A Pentecostal Season: The Methodists in England and America, Part 2
Jacob Albright
Jacob Albright, the founder of the German speaking Evangelical Association, gathered his flock in 1802 for the first of many Great Meetings. Converts expressed their joy in a variety of ways. Outbreaks of shouting, stamping in rhythm, or fainting, often accompanied his passionate and persuasive preaching. To Albright, the emotional outbursts of the frontier camp meeting implied the presence and power of the Holy Spirit and of true religion. To the Lutheran and Reformed church people this display of emotion was offensive and Albright’s followers were regularly mocked as ‘Bush Meeting Dutch”, “holy jumpers”, knee sliders and foot stampers.[22]
Early Albright meetings were consistently called “Pentecost meetings.” The theme of Pentecost appears in other areas of early Evangelical and United Brethren doctrine and theology. For example, the Evangelicals’ Book of Doctrine and Discipline (1809) described sanctification as experienced in their early “Pentecostal” meetings as a “Baptism of fire,” which produced a “Powerful outpouring of the Holy Spirit.” Although the journal of John Seybert, the Francis Asbury of the Evangelicals, makes reference to different modes of baptism the emphasis clearly falls on the “Baptism in the Spirit.”[23]
John Seybert always considered it as a mark of success when emotions were aroused and people wept or shouted. Evangelicals agreed that “a child of God needs no further argument that Christ is God than that he feels him in his soul as the living power of God. Jacob Vogelbach, a promising young minister who formed the first missionary society in 1838 and frequently contributed to the church’s German periodical, left the church because of his opposition to boisterous worship.[24]
Jason Vickers notes that “in contrast with the Methodist Articles of Religion …the Evangelical United Brethren appear incapable of writing a single statement in their Confession of Faith without at least some reference to the Holy Spirit.”[25] Eight out of sixteen articles in the Confession of Faith include references to the Holy Spirit. By contrast, only three out of the twenty-five Articles of Religion do so.

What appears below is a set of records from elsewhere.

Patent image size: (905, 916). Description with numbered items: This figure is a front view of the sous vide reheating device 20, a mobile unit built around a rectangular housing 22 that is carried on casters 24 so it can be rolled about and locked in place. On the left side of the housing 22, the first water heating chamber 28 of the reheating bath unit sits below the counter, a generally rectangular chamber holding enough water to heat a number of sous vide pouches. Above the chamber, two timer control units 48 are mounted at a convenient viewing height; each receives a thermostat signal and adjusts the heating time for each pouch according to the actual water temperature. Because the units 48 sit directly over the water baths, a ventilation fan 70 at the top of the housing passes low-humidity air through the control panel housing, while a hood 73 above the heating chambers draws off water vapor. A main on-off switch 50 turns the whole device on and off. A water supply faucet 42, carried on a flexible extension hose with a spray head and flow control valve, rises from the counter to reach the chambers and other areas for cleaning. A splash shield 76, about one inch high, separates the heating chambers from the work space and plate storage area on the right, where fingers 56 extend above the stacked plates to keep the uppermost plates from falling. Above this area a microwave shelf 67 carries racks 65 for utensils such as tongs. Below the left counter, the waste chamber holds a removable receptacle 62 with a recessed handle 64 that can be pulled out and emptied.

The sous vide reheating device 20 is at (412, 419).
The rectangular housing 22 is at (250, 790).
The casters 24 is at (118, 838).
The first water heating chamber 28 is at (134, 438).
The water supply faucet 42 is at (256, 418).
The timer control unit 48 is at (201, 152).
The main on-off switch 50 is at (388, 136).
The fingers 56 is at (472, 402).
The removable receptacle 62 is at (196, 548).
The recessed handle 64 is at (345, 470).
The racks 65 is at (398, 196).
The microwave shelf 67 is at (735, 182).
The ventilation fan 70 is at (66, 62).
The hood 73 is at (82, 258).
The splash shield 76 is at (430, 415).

The weight given to the person and work of the Holy Spirit in the Confession of Faith by comparison with the Articles of Religion is truly stunning.[26]
Methodist Local Pastors and Lay Preachers
Manifestations of the Spirit were witnessed as part of the ministries of Wesley, Whitefield and Asbury, Boehm and Albright, some of Methodism’s “big guns.” But understand that a belief in and openness toward the supernatural manifestation of the power of God was a characteristic of American Methodism as it spread in our country. Such manifestations were common among the lesser-known American Methodist preachers as well.
While itinerating near Wilmington, DE in the early 1780’s, Benjamin Abbott discovered that some feared to sit too near him having been informed that people on the circuit fell like dead men when he preached. He presided over some of the most explosive Methodist meetings on record. People fainting during his sermons was the hallmark of his career. On one occasion a “young man was struck to the floor, and many said that he was dead.” After three hours even Abbott became alarmed. Eventually the man revived, “praising God for what he had done for his soul.”[27]
James P. Horton was a sometime shoemaker, sometime preacher, and all-time enthusiast known as “Crazy Horton.” Following his conversion, Horton spent the next 30 years dividing his time between making shoes to support his wife and 13 children and preaching wherever he felt led to go. His meetings were filled with shouting, falling and fervent prayers and his life with supernatural impressions and prophetic dreams. He was a proponent of divine healing, believing that he himself had been miraculously cured on at least two occasions. One woman went so far as to lock herself in her room when she heard that “Crazy Horton” would be attending a meeting in her house.[28]